Programs that get incarcerated teens and adults to reflect on their behavior have been found to reduce recidivism by up to 50 percent. With young people in particular, these programs may improve mental and behavioral health outcomes.
For example, one student wrote a song titled “Momma I Love You,” about realizing his mother loved him when she visited him at the detention center, despite their historically tense relationship:
“Laying in my cell, I’m looking at the walls. I’m thinking about the things I did that took me away from y’all. Phone calls once a week and I ain’t feeling that. My momma came to see me. How real is that?”
In another song, a group of teenagers reflect on the benefits and pain of being separated from their friends and family. The project gave them a chance to consider their individual identities and what constitutes a true friendship, Taylor said.
Staff at the detention center say the media program encourages student growth.
“These students have limited exposure to new ways of learning and technology because of their current circumstances and their past,” said Rhonda Chandler, an English teacher at the school who helps facilitate the NPL program. “Most have not been in school for years and have come from abusive and neglectful homes. This type of learning encourages their creativity and talents.”
The NPL staff works to ensure that the teenagers’ experiences have a lasting impact.

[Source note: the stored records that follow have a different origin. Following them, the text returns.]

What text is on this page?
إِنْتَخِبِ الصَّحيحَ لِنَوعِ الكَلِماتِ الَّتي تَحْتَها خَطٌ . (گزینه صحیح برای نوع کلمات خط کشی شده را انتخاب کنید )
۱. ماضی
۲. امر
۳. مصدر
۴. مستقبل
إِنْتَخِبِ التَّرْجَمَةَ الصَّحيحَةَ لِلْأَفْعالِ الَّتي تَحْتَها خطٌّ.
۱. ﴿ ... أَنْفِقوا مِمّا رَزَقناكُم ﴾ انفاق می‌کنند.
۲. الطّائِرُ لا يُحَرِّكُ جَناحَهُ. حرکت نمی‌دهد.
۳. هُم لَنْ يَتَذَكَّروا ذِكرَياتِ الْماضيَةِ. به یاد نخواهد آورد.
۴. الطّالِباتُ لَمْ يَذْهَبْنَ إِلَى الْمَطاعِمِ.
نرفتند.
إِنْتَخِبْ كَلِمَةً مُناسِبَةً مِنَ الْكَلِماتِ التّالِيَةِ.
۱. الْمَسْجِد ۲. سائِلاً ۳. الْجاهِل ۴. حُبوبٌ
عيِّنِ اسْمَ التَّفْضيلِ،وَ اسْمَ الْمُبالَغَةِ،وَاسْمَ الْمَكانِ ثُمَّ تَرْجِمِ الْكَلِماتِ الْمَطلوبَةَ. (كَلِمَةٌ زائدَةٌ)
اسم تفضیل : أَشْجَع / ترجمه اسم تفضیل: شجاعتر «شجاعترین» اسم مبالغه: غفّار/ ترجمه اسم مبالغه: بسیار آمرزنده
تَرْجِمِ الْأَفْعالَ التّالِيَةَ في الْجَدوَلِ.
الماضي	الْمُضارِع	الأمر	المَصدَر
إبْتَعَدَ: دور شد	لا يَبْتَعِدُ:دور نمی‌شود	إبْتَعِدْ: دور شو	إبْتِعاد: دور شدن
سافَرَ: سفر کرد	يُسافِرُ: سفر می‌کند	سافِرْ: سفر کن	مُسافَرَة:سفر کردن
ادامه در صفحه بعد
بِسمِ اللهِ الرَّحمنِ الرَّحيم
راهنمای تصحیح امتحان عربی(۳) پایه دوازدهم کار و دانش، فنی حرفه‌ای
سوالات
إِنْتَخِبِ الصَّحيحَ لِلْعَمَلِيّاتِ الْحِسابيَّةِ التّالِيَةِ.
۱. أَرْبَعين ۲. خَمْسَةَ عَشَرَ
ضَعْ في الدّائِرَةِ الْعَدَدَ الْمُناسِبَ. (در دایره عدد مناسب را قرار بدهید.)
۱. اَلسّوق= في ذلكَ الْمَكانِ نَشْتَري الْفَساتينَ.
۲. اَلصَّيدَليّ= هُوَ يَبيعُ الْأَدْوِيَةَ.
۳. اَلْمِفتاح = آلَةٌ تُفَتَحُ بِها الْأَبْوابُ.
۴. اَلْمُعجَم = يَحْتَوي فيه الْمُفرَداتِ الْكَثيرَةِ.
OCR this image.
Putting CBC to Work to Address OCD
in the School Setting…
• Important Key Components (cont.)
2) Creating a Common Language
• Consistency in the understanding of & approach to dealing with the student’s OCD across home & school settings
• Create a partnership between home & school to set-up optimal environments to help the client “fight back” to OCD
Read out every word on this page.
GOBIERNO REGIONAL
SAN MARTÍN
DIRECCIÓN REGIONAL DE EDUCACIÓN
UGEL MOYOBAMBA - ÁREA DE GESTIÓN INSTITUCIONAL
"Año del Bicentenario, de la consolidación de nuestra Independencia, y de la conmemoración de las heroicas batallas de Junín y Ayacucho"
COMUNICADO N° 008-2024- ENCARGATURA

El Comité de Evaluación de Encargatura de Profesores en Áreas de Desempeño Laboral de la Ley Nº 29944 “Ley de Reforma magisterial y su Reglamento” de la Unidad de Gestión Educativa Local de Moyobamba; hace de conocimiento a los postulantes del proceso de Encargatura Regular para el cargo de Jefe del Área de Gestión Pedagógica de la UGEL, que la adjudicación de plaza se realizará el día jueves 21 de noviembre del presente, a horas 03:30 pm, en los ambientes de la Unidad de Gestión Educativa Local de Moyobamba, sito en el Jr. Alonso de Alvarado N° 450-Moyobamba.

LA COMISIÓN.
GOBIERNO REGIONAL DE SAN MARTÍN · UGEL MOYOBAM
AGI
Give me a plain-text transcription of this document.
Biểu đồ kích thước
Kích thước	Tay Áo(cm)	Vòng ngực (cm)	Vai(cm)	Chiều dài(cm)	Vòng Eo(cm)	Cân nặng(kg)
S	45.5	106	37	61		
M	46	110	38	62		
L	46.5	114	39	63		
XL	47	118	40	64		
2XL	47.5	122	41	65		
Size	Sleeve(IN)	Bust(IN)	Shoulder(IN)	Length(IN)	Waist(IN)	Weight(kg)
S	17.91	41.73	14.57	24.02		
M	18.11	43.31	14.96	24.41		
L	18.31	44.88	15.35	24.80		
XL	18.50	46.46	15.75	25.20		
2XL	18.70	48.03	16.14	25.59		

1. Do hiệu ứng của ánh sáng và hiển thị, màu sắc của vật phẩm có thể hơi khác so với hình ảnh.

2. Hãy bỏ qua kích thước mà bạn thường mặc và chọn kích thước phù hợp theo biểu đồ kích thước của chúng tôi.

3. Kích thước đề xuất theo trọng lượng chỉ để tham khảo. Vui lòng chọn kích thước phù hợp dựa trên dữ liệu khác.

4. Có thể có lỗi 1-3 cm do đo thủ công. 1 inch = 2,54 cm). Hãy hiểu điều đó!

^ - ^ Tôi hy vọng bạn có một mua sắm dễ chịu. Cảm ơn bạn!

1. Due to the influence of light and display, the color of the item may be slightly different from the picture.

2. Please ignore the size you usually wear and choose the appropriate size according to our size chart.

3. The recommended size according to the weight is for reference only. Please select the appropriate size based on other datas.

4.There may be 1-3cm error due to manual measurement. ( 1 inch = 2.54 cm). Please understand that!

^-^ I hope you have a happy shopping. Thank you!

“The focus on having real skills is at forefront of what we do at the library,” Taylor said. “It is very important that they’re walking away with something.”
Taylor said some of the students have talked to their judges about the work they have done through the program, as evidence of the progress they have made while at the center. Once released, some have sought out teen programming and employment help at NPL. The library staff also occasionally brings in professionals who work in media production to Woodland Hills to work with students.
With the mentors, the teens can “engage with adults in positive ways, which for some of these young men is the first time they’ve had that opportunity,” said Niq Tognoni, Studio NPL coordinator in a podcast.
The mentors demonstrate to the students how their interests in digital media can become careers, and what those careers entail.
Reducing recidivism is a central goal of the production program. People incarcerated as children are more likely to be incarcerated again as adults, and young people who are released from detention facilities are at risk of dropping out of high school. A recent MIT study found that individuals in juvenile detention are 23 percentage points more likely to end up in an adult correctional facility than other youth who have committed the same offenses but avoid incarceration.
NPL hopes some of the young men at Woodland Hills will leave the digital media program with the tools and motivation to pursue further education or a job in the field.
Not all of the young men immediately embrace the program, however. When new teenagers arrive at Woodland Hills, it can take them some time to warm up to the NPL staff and mentors, Taylor said. They are wary of even more adults telling them what to do.
The relationships can be challenging for the educators as well. Many of the young men have experienced trauma, difficult family situations, or drug and alcohol abuse. Working with the young people can take an emotional toll.
“You can’t ask them to be vulnerable and self-reflective without opening that door,” Taylor said. “As mentors we’re very cognitive of our role. I’m not a therapist.”
Yet it is meaningful for the students to feel that their experiences and opinions are valid or deserving of a platform, she said. That dynamic plays out in all the Studio NPL settings, where young people are eager for the chance to become creators, not just consumers, of media and stories.